A media tarde, la ausencia de pique, aún en los modernos equipos de mis compañeros, y un cielo plomizo y amenazante, fueron influyendo en el ánimo de todos. El hospedaje estaba ahí nomás y la digestión laboriosa empujaba al grupo a buscar refugio. Finalmente quedamos el más joven de mis primos y yo.
Hacía rato que no miraba mi aparejo, cuando de pronto nos alcanzó la primera ráfaga de viento fuerte y, un instante después, una copiosa lluvia. Comencé a cobrar la línea, y en la tercera brazada, quedó como clavada al fondo.
“Debe haber una piedra” - me animé a decir-.

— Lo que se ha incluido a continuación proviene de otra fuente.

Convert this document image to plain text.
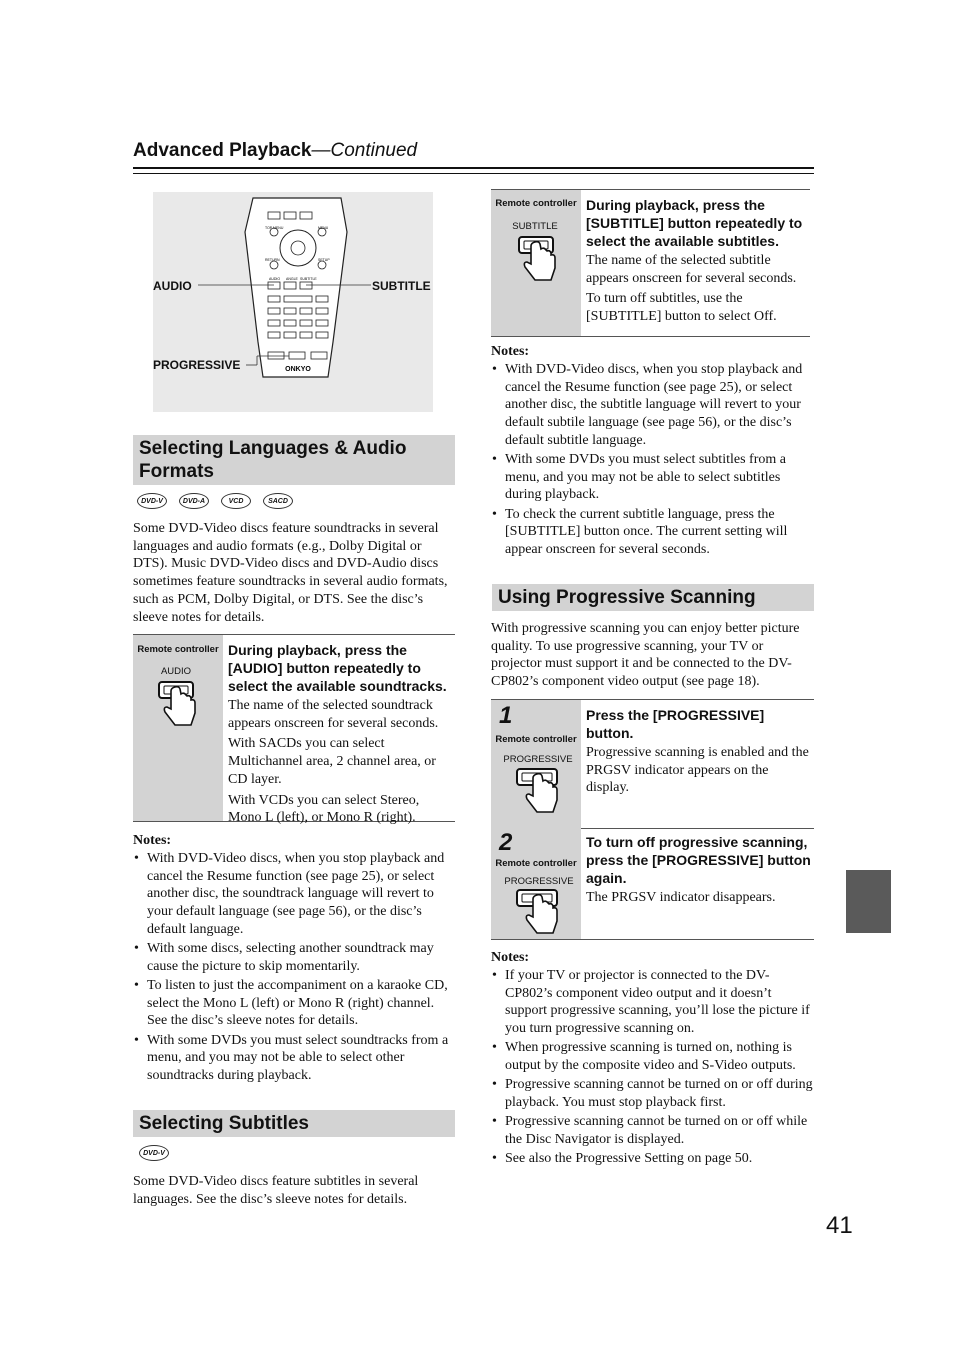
Advanced Playback—Continued
TOP MENU	MENU
RETURN	SETUP
AUDIO ANGLE SUBTITLE
ONKYO
AUDIO	SUBTITLE
PROGRESSIVE
Selecting Languages & Audio Formats
DVD-V	DVD-A	VCD	SACD

Some DVD-Video discs feature soundtracks in several languages and audio formats (e.g., Dolby Digital or DTS). Music DVD-Video discs and DVD-Audio discs sometimes feature soundtracks in several audio formats, such as PCM, Dolby Digital, or DTS. See the disc’s sleeve notes for details.

Remote controller
AUDIO
During playback, press the [AUDIO] button repeatedly to select the available soundtracks.

The name of the selected soundtrack appears onscreen for several seconds.

With SACDs you can select Multichannel area, 2 channel area, or CD layer.

With VCDs you can select Stereo, Mono L (left), or Mono R (right).

Notes:
• With DVD-Video discs, when you stop playback and cancel the Resume function (see page 25), or select another disc, the soundtrack language will revert to your default language (see page 56), or the disc’s default language.
• With some discs, selecting another soundtrack may cause the picture to skip momentarily.
• To listen to just the accompaniment on a karaoke CD, select the Mono L (left) or Mono R (right) channel. See the disc’s sleeve notes for details.
• With some DVDs you must select soundtracks from a menu, and you may not be able to select other soundtracks during playback.
Selecting Subtitles
DVD-V

Some DVD-Video discs feature subtitles in several languages. See the disc’s sleeve notes for details.

Remote controller
SUBTITLE
During playback, press the [SUBTITLE] button repeatedly to select the available subtitles.

The name of the selected subtitle appears onscreen for several seconds.

To turn off subtitles, use the [SUBTITLE] button to select Off.

Notes:
• With DVD-Video discs, when you stop playback and cancel the Resume function (see page 25), or select another disc, the subtitle language will revert to your default subtile language (see page 56), or the disc’s default subtitle language.
• With some DVDs you must select subtitles from a menu, and you may not be able to select subtitles during playback.
• To check the current subtitle language, press the [SUBTITLE] button once. The current setting will appear onscreen for several seconds.
Using Progressive Scanning

With progressive scanning you can enjoy better picture quality. To use progressive scanning, your TV or projector must support it and be connected to the DV-CP802’s component video output (see page 18).

1
Remote controller
PROGRESSIVE
Press the [PROGRESSIVE] button.

Progressive scanning is enabled and the PRGSV indicator appears on the display.

2
Remote controller
PROGRESSIVE
To turn off progressive scanning, press the [PROGRESSIVE] button again.

The PRGSV indicator disappears.

Notes:
• If your TV or projector is connected to the DV-CP802’s component video output and it doesn’t support progressive scanning, you’ll lose the picture if you turn progressive scanning on.
• When progressive scanning is turned on, nothing is output by the composite video and S-Video outputs.
• Progressive scanning cannot be turned on or off during playback. You must stop playback first.
• Progressive scanning cannot be turned on or off while the Disc Navigator is displayed.
• See also the Progressive Setting on page 50.
41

“No, ni en broma. Acá no hay tosca ni a cien metros de la orilla” -aseguró mi primo- y casi inmediatamente, agregó entusiasmado:
“Ahí tenés algo, y es algo grande”.
Así era, en efecto. En el otro extremo, algo vivo y encolerizado, pugnaba por escapar del metal lacerante. Debí recurrir a toda mi energía, mientras el monofilamento grueso me lastimaba las manos y se escurría de a poco, arrastrándome hasta el agua. La lluvia nos envolvió por completo, y lo único que quedaba era tratar de vencer en aquella batalla desatada. Los tirones de la bestia se alternaban con corridas laterales. No sé cuántas veces pasé y volví por el mismo lugar y cuando ya me encontraba a buena distancia de la estaca, también yo en el límite de mis fuerzas, pude, poco a poco, acercar a mi presa hasta la primera rompiente. Allí, en poco más de 50 centímetros de agua, por fin desentrañé el misterio. Una raya enorme, como una rueda de carro parda con lunares rosados se limitaba a intentar débiles aletazos y agitaba su cola corta, armada de una temible chuza.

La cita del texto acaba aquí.